Jalan Poros Samarinda-Bontang Banyak Berlubang Oleh Kendaraan Tambang, GMNI Samarinda: Pemerintah Pusat dan Kaltim Tumpul Implementasi Penegakkan Hukum

Halokaltim.com – Dugaan aktivitas terselubung angkutan batu bara yang menggunakan jalan umum di Jalan Poros Samarinda-Bontang seakan menjadi pemandangan biasa di Kalimantan Timur.

Wakabid Politik DPC GMNI Samarinda Mujahidin mengatakan, sebagai salah satu yang menjadi sorotan kemudian adalah kawasan jalan poros Samarinda -bontang di desa tanah datar terpantau sudah sangat memprihatinkan kondisinya. ditambah selama ini aktivitas terselubung angkutan batu bara yang menggunakan jalan umum di daerah tersebut kian memperburuk kondisi jalan di kawasan tersebut.

“Tentunya dalam hal ini, membuat kinerja aparat pemerintah maupun penegak hukum kemudian dipertanyakan terkait sejauh mana fungsi pengawasan dan penegakkan itu di jalankan.karena selama ini aktivitas mobil tambang yang mengangkut batu bara di kawasan jalan poros Samarinda-bontang telah membuat kondisi jalan di kawasan tersebut hancur dan nahasnya respon dari Pemerintah daerah maupun pusat pun masih minim,” tukasnya, Minggu (18/7/2021).

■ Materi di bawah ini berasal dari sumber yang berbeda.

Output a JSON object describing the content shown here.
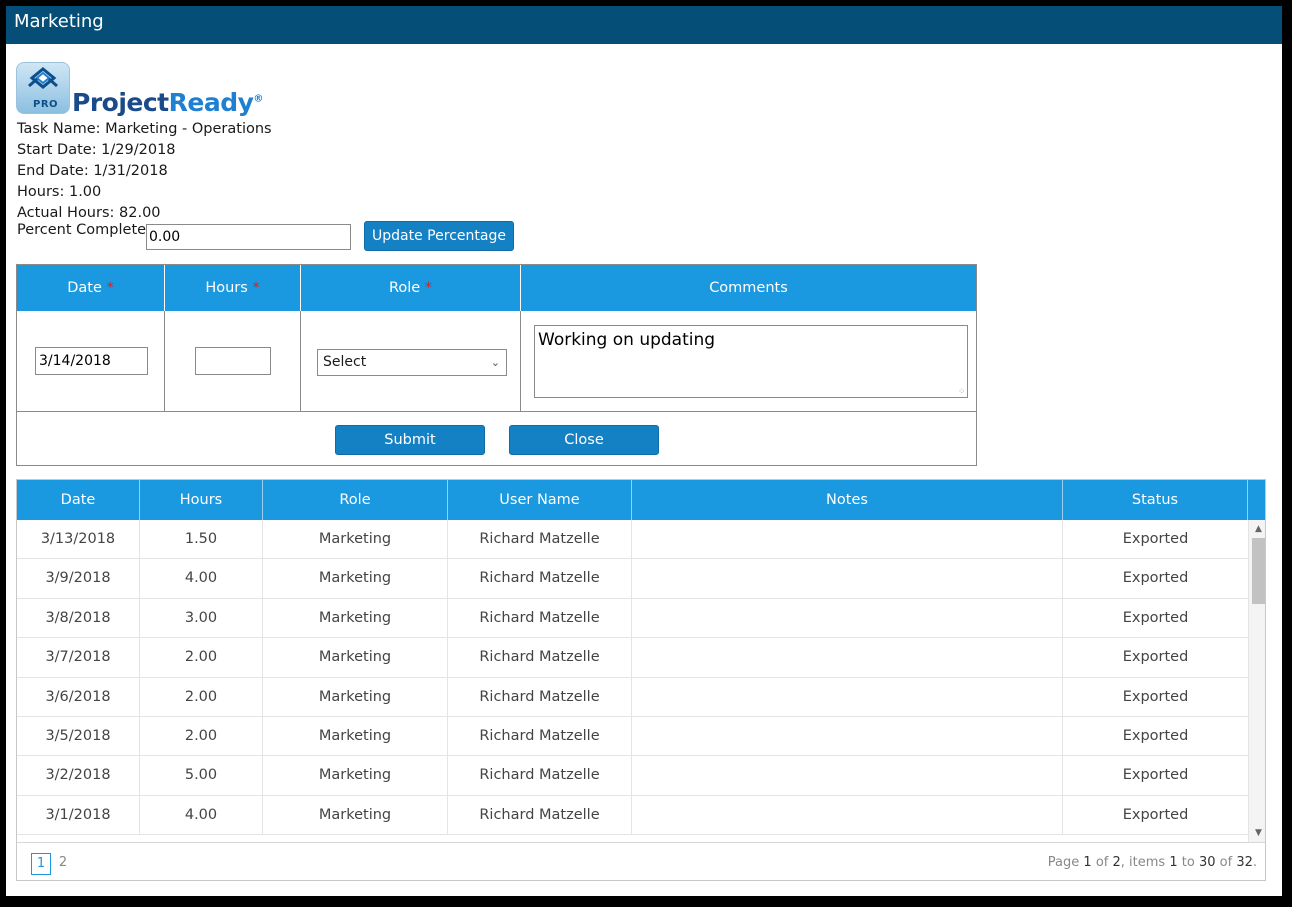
{
  "window": {
    "title": "Marketing"
  },
  "brand": {
    "name_part1": "Project",
    "name_part2": "Ready",
    "trademark": "®",
    "badge": "PRO"
  },
  "task": {
    "name_line": "Task Name: Marketing - Operations",
    "start_line": "Start Date: 1/29/2018",
    "end_line": "End Date: 1/31/2018",
    "hours_line": "Hours: 1.00",
    "actual_line": "Actual Hours: 82.00",
    "percent_label": "Percent Complete:",
    "percent_value": "0.00",
    "update_button": "Update Percentage"
  },
  "entry_form": {
    "headers": {
      "date": "Date",
      "hours": "Hours",
      "role": "Role",
      "comments": "Comments",
      "required_mark": "*"
    },
    "date_value": "3/14/2018",
    "hours_value": "",
    "role_selected": "Select",
    "comments_value": "Working on updating",
    "submit_button": "Submit",
    "close_button": "Close"
  },
  "grid": {
    "columns": [
      "Date",
      "Hours",
      "Role",
      "User Name",
      "Notes",
      "Status"
    ],
    "rows": [
      [
        "3/13/2018",
        "1.50",
        "Marketing",
        "Richard Matzelle",
        "",
        "Exported"
      ],
      [
        "3/9/2018",
        "4.00",
        "Marketing",
        "Richard Matzelle",
        "",
        "Exported"
      ],
      [
        "3/8/2018",
        "3.00",
        "Marketing",
        "Richard Matzelle",
        "",
        "Exported"
      ],
      [
        "3/7/2018",
        "2.00",
        "Marketing",
        "Richard Matzelle",
        "",
        "Exported"
      ],
      [
        "3/6/2018",
        "2.00",
        "Marketing",
        "Richard Matzelle",
        "",
        "Exported"
      ],
      [
        "3/5/2018",
        "2.00",
        "Marketing",
        "Richard Matzelle",
        "",
        "Exported"
      ],
      [
        "3/2/2018",
        "5.00",
        "Marketing",
        "Richard Matzelle",
        "",
        "Exported"
      ],
      [
        "3/1/2018",
        "4.00",
        "Marketing",
        "Richard Matzelle",
        "",
        "Exported"
      ]
    ]
  },
  "pager": {
    "pages": [
      "1",
      "2"
    ],
    "current_page": "1",
    "info_page_word": "Page",
    "info_current": "1",
    "info_of": "of",
    "info_total_pages": "2",
    "info_items_word": ", items",
    "info_from": "1",
    "info_to_word": "to",
    "info_to": "30",
    "info_of2": "of",
    "info_total_items": "32",
    "info_end": "."
  },
  "icons": {
    "scroll_up": "chevron-up-icon",
    "scroll_down": "chevron-down-icon",
    "select_arrow": "chevron-down-icon"
  },
  "colors": {
    "titlebar": "#044e78",
    "header_blue": "#1a98e0",
    "button_blue": "#1581c5",
    "required": "#e2201b"
  }
}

Padahal secara prosedural hukum aktivitas tersebut sudah melanggar ketentuan hukum sebagaimana yang dipertegas dalam pasal 91 UU 3/ 2020 tentang pertambangan mineral dan batubara bahwa aktivitas kendaraan pengangkut material tidak di perkenankan melalui jalan umum.

“Dalam hal ini, pemegang izin usaha harus kemudian harus membangun jalan khusus guna melakukan kegiatan distribusi material batu bara,” tegasnya.

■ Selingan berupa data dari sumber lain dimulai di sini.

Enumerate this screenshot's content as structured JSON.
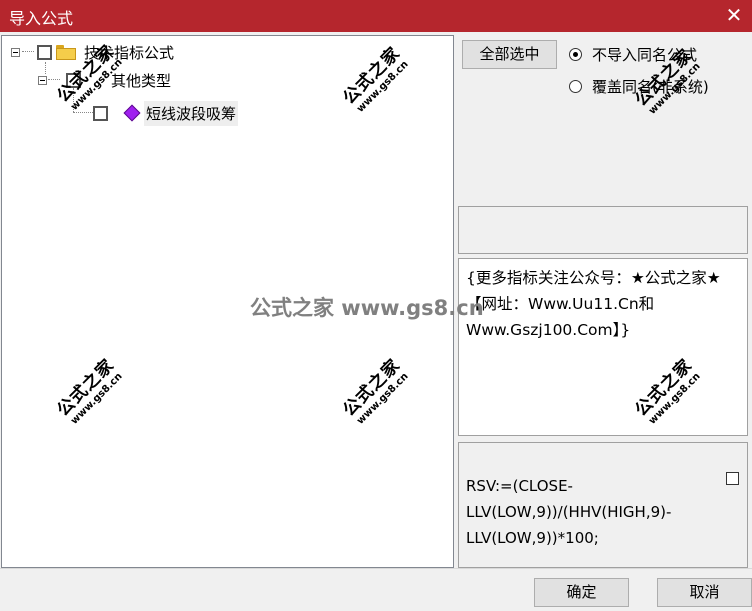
{
  "window": {
    "title": "导入公式",
    "close_glyph": "✕"
  },
  "tree": {
    "root": {
      "label": "技术指标公式",
      "checked": false
    },
    "group": {
      "label": "其他类型",
      "checked": false
    },
    "item": {
      "label": "短线波段吸筹",
      "checked": false
    }
  },
  "options": {
    "select_all_label": "全部选中",
    "radio_no_import_label": "不导入同名公式",
    "radio_overwrite_label": "覆盖同名(非系统)",
    "selected": "no_import"
  },
  "description": "{更多指标关注公众号：★公式之家★ 【网址：Www.Uu11.Cn和Www.Gszj100.Com】}",
  "formula_text": "RSV:=(CLOSE-LLV(LOW,9))/(HHV(HIGH,9)-LLV(LOW,9))*100;",
  "buttons": {
    "ok_label": "确定",
    "cancel_label": "取消"
  },
  "watermark": {
    "line1": "公式之家",
    "line2": "www.gs8.cn",
    "center": "公式之家 www.gs8.cn"
  }
}
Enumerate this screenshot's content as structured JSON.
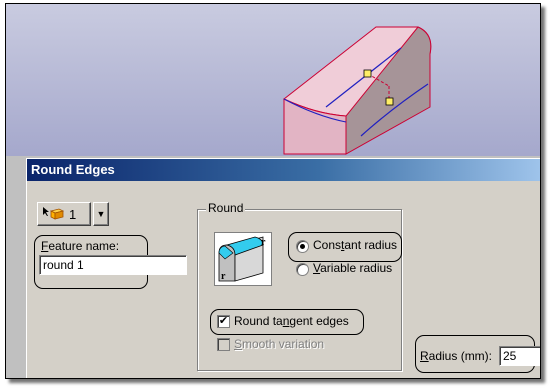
{
  "dialog": {
    "title": "Round Edges",
    "selector": {
      "value": "1",
      "icon": "edge-select-icon"
    },
    "feature_name": {
      "label_hotkey": "F",
      "label_rest": "eature name:",
      "value": "round 1"
    },
    "round_group": {
      "legend": "Round",
      "illustration_icon": "round-edge-illustration-icon",
      "constant_radius": {
        "pre": "Cons",
        "hotkey": "t",
        "post": "ant radius",
        "selected": true
      },
      "variable_radius": {
        "hotkey": "V",
        "post": "ariable radius",
        "selected": false
      },
      "round_tangent_edges": {
        "pre": "Round ta",
        "hotkey": "n",
        "post": "gent edges",
        "checked": true
      },
      "smooth_variation": {
        "hotkey": "S",
        "post": "mooth variation",
        "checked": false,
        "enabled": false
      }
    },
    "radius": {
      "label_hotkey": "R",
      "label_rest": "adius (mm):",
      "value": "25"
    }
  },
  "colors": {
    "title_gradient_start": "#0a246a",
    "viewport_background": "#b4b7d6",
    "model_face": "#e6b8c8",
    "model_edge": "#cc0033",
    "selected_edge": "#2020c0",
    "round_illustration": "#33ccee"
  }
}
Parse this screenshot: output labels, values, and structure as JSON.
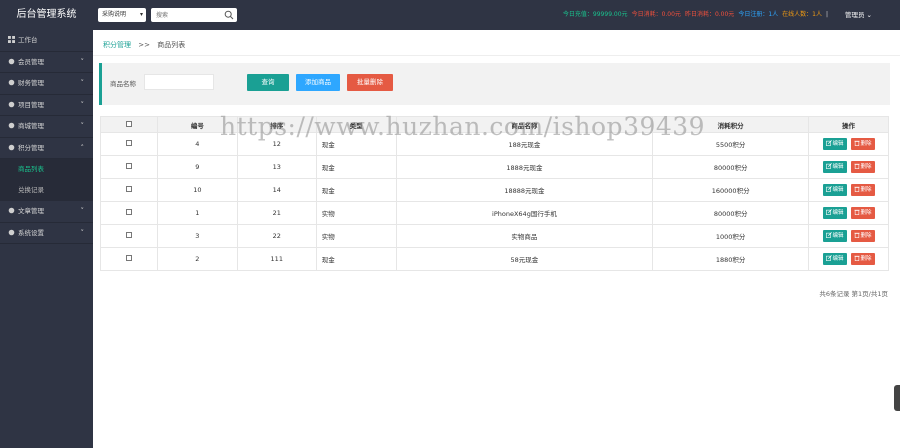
{
  "app": {
    "title": "后台管理系统"
  },
  "topbar": {
    "select_value": "采购说明",
    "search_placeholder": "搜索",
    "stats": [
      {
        "label": "今日充值：99999.00元",
        "color": "#19c38e"
      },
      {
        "label": "今日消耗：0.00元",
        "color": "#f0503c"
      },
      {
        "label": "昨日消耗：0.00元",
        "color": "#f0503c"
      },
      {
        "label": "今日注册：1人",
        "color": "#2ea7ff"
      },
      {
        "label": "在线人数：1人",
        "color": "#f39c12"
      }
    ],
    "separator": "|",
    "user": "管理员"
  },
  "sidebar": {
    "items": [
      {
        "label": "工作台",
        "has_chevron": false
      },
      {
        "label": "会员管理",
        "has_chevron": true
      },
      {
        "label": "财务管理",
        "has_chevron": true
      },
      {
        "label": "项目管理",
        "has_chevron": true
      },
      {
        "label": "商城管理",
        "has_chevron": true
      },
      {
        "label": "积分管理",
        "has_chevron": true,
        "expanded": true
      }
    ],
    "subitems": [
      {
        "label": "商品列表",
        "active": true
      },
      {
        "label": "兑换记录",
        "active": false
      }
    ],
    "items_after": [
      {
        "label": "文章管理",
        "has_chevron": true
      },
      {
        "label": "系统设置",
        "has_chevron": true
      }
    ]
  },
  "breadcrumb": {
    "home": "积分管理",
    "sep": ">>",
    "current": "商品列表"
  },
  "filter": {
    "label": "商品名称",
    "search_btn": "查询",
    "add_btn": "添加商品",
    "batch_delete_btn": "批量删除"
  },
  "table": {
    "headers": [
      "",
      "编号",
      "排序",
      "类型",
      "商品名称",
      "消耗积分",
      "操作"
    ],
    "rows": [
      {
        "id": "4",
        "sort": "12",
        "type": "现金",
        "name": "188元现金",
        "points": "5500积分"
      },
      {
        "id": "9",
        "sort": "13",
        "type": "现金",
        "name": "1888元现金",
        "points": "80000积分"
      },
      {
        "id": "10",
        "sort": "14",
        "type": "现金",
        "name": "18888元现金",
        "points": "160000积分"
      },
      {
        "id": "1",
        "sort": "21",
        "type": "实物",
        "name": "iPhoneX64g国行手机",
        "points": "80000积分"
      },
      {
        "id": "3",
        "sort": "22",
        "type": "实物",
        "name": "实物商品",
        "points": "1000积分"
      },
      {
        "id": "2",
        "sort": "111",
        "type": "现金",
        "name": "58元现金",
        "points": "1880积分"
      }
    ],
    "edit_label": "编辑",
    "delete_label": "删除"
  },
  "pager": {
    "text": "共6条记录 第1页/共1页"
  },
  "watermark": "https://www.huzhan.com/ishop39439"
}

Ditambahkan oleh Mujahid selama ini diketahui bahwa status jalan poros samarinda-bontang merupakan jalan nasional namun, Selama ini kewenangan dari pemerintah pusat dalam merespon perihal masalah ini juga masih minim adanya terkait maraknya aktivitas kendaraan material batu bara yang melewati kawasan tersebut.

“Tentunya ini tak selaras kemudian jika beberapa waktu lalu pusat begitu Banyak mengkritik daerah terkait penegakkan hukum terutama yang mencakup permasalahan pertambangan di daerah yang kemudian pusat mengesahkan UU omnibus law dan UU minerba sehingga kewenangan terkait perizinan itu kemudian dilimpahkan ke pusat melalui kementrian ESDM,” ungkapnya.

Jika sampai saat ini kemudian pusat tidak mampu memberikan sanksi tegas terhadap perusahaan tambang yang kemudian, melakukan aktivitas merusak fasilitas jalan umum negara di kawasan Jalan Poros Samarinda-Bontang.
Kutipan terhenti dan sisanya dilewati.